Acresce o facto – é de toda a justiça sublinhar –, de terem estado envolvidas colectividades e associações do concelho da Guarda, para além de outros contributos individuais.
Um espectáculo com este perfil exige um grande trabalho, uma forte determinação e convicção, a dedicação e o contributo de muitas pessoas. E neste contexto da comemoração do centenário da República foi de grande oportunidade esta produção cultural “para falar dos ideais da liberdade, igualdade e fraternidade”, como aliás referiu Pompeu José (co-autor do guião e co-encenador). “Faz todo o sentido celebrar o sonho de uma sociedade onde a instrução e o saber são o centro da actividade política, onde a cidadania e a participação são os pilares da democracia”, escreveu ainda.

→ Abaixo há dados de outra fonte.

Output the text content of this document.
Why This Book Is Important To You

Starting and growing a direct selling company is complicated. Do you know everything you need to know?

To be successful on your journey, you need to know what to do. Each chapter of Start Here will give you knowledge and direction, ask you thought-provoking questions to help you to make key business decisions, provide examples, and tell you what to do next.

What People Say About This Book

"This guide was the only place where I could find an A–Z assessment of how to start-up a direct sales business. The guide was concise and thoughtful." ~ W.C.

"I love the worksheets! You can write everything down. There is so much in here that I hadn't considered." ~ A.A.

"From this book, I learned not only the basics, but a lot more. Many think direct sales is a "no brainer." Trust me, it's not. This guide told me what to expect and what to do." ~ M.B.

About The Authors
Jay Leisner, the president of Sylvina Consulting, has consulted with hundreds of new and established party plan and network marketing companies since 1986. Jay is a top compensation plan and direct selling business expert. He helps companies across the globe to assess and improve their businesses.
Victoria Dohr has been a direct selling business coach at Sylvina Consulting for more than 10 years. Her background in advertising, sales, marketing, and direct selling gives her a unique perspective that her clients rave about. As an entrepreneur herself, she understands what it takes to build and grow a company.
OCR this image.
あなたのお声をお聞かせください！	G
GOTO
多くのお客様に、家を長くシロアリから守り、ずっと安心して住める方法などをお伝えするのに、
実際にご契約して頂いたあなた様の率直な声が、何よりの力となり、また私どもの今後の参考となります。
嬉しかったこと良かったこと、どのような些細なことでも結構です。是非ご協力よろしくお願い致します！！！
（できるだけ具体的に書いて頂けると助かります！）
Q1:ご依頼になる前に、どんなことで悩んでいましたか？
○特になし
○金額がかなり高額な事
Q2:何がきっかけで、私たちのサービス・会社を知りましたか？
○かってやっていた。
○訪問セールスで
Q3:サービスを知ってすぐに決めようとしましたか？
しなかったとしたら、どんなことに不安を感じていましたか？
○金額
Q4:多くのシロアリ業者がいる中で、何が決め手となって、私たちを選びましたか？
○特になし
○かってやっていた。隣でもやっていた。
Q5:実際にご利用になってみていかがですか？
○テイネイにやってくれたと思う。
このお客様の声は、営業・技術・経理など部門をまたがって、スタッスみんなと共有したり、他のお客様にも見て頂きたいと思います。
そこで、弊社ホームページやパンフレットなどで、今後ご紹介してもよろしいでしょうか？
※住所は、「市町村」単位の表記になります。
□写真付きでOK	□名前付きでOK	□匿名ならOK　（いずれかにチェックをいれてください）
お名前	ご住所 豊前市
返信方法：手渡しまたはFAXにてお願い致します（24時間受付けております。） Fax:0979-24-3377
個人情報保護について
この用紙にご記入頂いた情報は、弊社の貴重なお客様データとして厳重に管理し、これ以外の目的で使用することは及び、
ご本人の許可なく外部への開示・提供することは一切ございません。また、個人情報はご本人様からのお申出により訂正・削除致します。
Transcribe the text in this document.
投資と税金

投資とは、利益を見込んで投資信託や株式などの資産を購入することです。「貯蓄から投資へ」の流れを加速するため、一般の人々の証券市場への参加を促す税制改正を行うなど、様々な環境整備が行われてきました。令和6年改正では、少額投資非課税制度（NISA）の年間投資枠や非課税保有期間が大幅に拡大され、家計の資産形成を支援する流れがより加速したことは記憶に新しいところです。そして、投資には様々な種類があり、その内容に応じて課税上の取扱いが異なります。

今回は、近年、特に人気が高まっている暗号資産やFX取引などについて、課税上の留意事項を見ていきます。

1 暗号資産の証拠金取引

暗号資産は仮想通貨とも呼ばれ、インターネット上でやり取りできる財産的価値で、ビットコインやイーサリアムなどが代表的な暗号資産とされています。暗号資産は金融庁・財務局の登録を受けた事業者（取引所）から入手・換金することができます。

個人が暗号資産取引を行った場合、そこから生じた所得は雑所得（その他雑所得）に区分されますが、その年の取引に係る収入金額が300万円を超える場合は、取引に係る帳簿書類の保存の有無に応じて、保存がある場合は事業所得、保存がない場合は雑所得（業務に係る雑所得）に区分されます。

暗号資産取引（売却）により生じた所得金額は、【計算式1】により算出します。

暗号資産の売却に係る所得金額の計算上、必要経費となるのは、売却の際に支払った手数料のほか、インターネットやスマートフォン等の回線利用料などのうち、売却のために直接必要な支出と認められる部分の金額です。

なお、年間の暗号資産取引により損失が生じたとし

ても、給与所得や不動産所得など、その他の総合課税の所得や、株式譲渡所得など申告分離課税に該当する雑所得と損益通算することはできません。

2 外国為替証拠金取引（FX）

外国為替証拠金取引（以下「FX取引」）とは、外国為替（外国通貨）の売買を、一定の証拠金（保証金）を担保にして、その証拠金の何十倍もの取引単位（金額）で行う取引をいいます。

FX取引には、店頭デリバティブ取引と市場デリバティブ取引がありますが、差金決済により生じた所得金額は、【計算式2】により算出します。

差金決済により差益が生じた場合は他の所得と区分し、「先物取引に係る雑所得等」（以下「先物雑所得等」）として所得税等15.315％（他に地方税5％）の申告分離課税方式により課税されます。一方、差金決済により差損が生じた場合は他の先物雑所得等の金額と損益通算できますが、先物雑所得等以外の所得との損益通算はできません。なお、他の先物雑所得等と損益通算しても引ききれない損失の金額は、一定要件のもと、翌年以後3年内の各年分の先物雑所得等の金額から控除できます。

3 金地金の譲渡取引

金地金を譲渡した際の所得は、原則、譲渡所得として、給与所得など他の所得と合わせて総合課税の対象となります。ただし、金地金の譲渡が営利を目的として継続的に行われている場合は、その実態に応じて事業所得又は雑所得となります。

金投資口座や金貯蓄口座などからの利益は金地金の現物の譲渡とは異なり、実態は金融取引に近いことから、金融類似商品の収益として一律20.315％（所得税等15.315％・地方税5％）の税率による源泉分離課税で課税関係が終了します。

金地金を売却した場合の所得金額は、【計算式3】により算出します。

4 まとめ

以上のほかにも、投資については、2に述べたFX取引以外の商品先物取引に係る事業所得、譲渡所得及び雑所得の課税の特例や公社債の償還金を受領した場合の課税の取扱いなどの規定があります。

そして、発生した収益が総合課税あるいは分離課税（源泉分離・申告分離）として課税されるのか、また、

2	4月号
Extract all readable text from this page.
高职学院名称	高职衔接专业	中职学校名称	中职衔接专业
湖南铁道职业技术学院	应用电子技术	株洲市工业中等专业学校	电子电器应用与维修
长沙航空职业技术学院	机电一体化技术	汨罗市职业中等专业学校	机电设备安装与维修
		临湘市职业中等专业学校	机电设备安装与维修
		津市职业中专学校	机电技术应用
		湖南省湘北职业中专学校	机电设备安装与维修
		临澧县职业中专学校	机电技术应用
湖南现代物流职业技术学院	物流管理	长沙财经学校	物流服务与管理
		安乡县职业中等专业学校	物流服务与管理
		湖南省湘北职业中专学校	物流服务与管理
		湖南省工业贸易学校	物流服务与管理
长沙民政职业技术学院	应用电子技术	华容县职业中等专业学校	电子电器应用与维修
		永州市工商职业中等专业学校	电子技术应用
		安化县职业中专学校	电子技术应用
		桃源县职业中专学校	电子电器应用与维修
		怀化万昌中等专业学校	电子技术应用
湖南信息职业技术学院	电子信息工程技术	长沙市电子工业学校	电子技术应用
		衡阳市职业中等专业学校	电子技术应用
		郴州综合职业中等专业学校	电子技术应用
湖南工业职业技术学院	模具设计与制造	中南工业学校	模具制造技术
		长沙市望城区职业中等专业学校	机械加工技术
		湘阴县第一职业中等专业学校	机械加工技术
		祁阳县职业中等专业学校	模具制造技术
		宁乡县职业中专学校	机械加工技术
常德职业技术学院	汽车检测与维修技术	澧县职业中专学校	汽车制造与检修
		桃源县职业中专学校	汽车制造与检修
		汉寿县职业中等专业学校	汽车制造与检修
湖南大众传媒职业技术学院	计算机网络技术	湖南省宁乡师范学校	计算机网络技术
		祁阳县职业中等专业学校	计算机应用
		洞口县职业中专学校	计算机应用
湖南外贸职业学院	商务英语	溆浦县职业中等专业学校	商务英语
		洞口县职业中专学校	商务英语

“Guarda: a República” revisitou a cidade mais alta de Portugal no período e na data em que foi derrubada a monarquia e implantado um novo regime; época de forte efervescência ideológica, de aguerridas lutas entre os jornais de facções opostas, em que pontuaram “O Combate” e “A Guarda”…mas onde “A Actualidade”, dirigido por Augusto Gil se assumiu como tribuna de denúncia dos desvios cometidos por muitas personalidades republicanas (locais, regionais, nacionais). Basta (re)ler as páginas daquele semanário…algumas das suas afirmações, escritas em 1910 e 1911, reeditadas um século depois continuam perfeitamente actuais…
Neste espectáculo pairou a figura de José Augusto de Castro, o célebre director de “O Combate” que, logo após a implantação da República escrevia: “Conheço os homens, sei o que eles têm sido e são. Não me iludem atitudes. As adesões que para aí são feitas revelam ainda maior falta de carácter, de sentimento moral. As adesões representam baixeza e da baixeza há-de irromper o ódio não extinto mas apenas dominado, reprimido, por impotente (…). Proclamar a República não quer dizer extinguir a iniquidade, mas apenas avançar um passo no caminho que conduz à sua extinção”…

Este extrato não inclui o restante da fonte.